すべての経営者が持つべき『幸せな出口戦略』

会社を始めるとき、または継承するとき、『終わり』をイメージする人は果たしてどれくらいいるでしょうか?

統計は見たことがありませんが、感覚値では恐らく大半の経営者が、何もイメージしていないか、漠然と「子供にでも」と思っているような気がします。

しかし、冷静に考えてください。世の中の中小企業の70%は赤字です。

そして、債務超過の割合は30%強。企業健全性のバロメーターである債務超過の割合が、3割にも上るのです。

統計的に、自己資本比率▲20%未満の企業の10年以内デフォルト(経営破たん)割合は17%とされ、債務超過状態からの復活の厳しさを表しています。(※いずれも財務データからみた中小企業の実態(経産省)より

このような状態で、自分の子供に継がせますか?

会社を潰していくら残るか?

自分で始めたものなので、自分が責任を持って終わらせる?それも綺麗でいいですよね。しかし、仮に赤字続きで累損が何千万もある場合、あなたの会社を清算して、どれくらい残るでしょうか

少しでも残るならまだしも、債務超過の場合は、会社が持つすべての資産よりも債務が上回るということなので、すべてを清算してもマイナスになりますよね。仮に1,000万円の債務超過だった場合、その1,000万円をどこかで調達しないと、会社は清算できないことになります。清算できないということは、民事再生や破産など、選択肢はさらに限られてきます

高齢になってからの民事再生は、恐らく認められる可能性は低いでしょう。第二会社方式で、有望な事業を移してM&Aという手段もありますが、いずれにしても高齢になってからではかなり骨の折れる作業です。しかも、有望な事業があればの話です。

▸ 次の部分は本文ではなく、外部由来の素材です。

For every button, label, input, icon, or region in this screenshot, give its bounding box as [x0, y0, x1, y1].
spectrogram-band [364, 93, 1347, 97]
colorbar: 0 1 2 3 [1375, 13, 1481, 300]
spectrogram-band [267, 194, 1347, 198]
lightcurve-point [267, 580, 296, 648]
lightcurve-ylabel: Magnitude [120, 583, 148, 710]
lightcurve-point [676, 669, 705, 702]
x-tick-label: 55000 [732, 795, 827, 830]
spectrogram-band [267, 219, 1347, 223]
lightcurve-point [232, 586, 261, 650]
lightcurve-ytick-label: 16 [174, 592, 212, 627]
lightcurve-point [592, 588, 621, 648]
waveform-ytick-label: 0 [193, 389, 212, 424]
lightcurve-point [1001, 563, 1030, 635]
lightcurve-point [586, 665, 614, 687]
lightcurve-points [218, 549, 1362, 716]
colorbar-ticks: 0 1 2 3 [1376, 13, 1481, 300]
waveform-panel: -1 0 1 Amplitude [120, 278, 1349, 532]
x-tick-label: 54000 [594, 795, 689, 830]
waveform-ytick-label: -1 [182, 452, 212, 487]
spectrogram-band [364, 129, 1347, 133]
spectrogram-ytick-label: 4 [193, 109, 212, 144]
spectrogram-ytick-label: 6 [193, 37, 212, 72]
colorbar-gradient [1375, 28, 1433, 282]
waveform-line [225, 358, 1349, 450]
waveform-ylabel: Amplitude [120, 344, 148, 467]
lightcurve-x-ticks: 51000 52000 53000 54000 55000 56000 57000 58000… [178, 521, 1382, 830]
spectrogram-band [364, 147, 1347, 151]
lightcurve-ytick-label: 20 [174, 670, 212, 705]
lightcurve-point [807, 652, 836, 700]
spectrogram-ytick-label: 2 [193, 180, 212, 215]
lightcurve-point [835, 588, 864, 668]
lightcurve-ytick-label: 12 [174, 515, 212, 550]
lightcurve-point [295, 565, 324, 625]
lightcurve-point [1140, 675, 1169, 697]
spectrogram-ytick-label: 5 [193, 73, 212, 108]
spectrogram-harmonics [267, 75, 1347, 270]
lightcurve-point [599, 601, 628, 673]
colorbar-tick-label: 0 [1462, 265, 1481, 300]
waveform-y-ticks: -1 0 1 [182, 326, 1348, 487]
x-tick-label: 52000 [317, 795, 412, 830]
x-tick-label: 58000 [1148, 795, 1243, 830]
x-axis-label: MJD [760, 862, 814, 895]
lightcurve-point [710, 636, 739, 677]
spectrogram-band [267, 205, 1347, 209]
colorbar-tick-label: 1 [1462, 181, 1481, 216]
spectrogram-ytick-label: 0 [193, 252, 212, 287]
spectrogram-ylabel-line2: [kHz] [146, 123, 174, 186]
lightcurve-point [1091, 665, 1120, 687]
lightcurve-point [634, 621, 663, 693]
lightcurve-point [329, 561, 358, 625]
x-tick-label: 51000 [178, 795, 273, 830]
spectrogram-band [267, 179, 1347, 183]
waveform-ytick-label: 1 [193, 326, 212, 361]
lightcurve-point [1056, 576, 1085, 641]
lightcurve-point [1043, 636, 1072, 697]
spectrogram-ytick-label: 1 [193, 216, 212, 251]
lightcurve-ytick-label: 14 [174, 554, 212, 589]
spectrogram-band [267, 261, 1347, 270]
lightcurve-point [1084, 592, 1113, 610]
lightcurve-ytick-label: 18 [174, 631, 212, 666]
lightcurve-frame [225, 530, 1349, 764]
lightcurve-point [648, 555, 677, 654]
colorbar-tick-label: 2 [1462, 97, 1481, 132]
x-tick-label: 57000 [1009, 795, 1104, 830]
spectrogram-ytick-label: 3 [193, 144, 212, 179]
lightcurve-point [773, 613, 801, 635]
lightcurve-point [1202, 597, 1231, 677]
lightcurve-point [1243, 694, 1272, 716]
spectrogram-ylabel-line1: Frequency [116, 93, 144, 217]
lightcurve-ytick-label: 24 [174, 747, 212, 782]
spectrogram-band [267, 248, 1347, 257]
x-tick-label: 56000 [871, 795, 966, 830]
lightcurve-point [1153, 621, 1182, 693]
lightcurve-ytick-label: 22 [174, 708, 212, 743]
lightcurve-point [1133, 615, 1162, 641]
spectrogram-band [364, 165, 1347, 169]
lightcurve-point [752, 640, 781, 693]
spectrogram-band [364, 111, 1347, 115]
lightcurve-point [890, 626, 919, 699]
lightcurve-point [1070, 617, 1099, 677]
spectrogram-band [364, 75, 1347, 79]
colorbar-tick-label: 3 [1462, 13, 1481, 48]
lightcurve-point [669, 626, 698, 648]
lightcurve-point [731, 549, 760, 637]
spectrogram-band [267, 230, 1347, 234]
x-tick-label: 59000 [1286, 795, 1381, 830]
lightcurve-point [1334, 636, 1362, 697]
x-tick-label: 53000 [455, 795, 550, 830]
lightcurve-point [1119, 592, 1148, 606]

では、残る選択肢は破産でしょうか。破産は、世間が思うような酷いものではなく、あくまで再起を後押しするいい制度だとは思います。しかし、仮に70過ぎてそこから再起となると、ちょっと現実的には厳しいですよね。もちろん人によりますが、一般論として。

そして、破産にも結構お金がかかります。個人の自己破産なら大した金額にはならないでしょうが、企業の場合なら少なくとも数百万円は必要です。お金がないから破産しようと思っても、お金がないから破産できないという、なんだか不思議な現象です。

どんな終わり方なら幸せか?

何よりも、長年会社を経営してきて、高齢になってからその会社を破産させるのって、どうにも寂しいじゃないですか。しかも、日本には個人保証という悪癖が根強く残っていますので、借入れに個人保証している場合(現状、大半がそうだと思います)は、それが個人に来てしまいます。

そうならないためには、ど真ん中で経営しているときから「理想の出口」を設定しておくことです。どんな終わり方なら自分も家族も社員も幸せか。経営のど真ん中にいるときからそれを考えて、準備しておくことです。

その考えもなしに、運転資金で借金をして個人保証している70歳前後の社長を、このコロナ騒動で何人見たことか。

まず、

  • 自分の幸せな出口を想定する。引退する年齢、終わり方など。
  • その時までに終わらない借入れはしない
  • 借入れが必要なときは、個人保証はしない
  • そのためには、個人保証ガイドラインの中身を読んで理解する。
  • 会社から個人への貸し借りはしない。あれば清算する。
  • 債務超過であれば何年で解消できるかのプランを立てる。
  • マーケティングを勉強し、実行する(企業価値を高める)。
  • 金融機関の商品(融資プラン)を知る。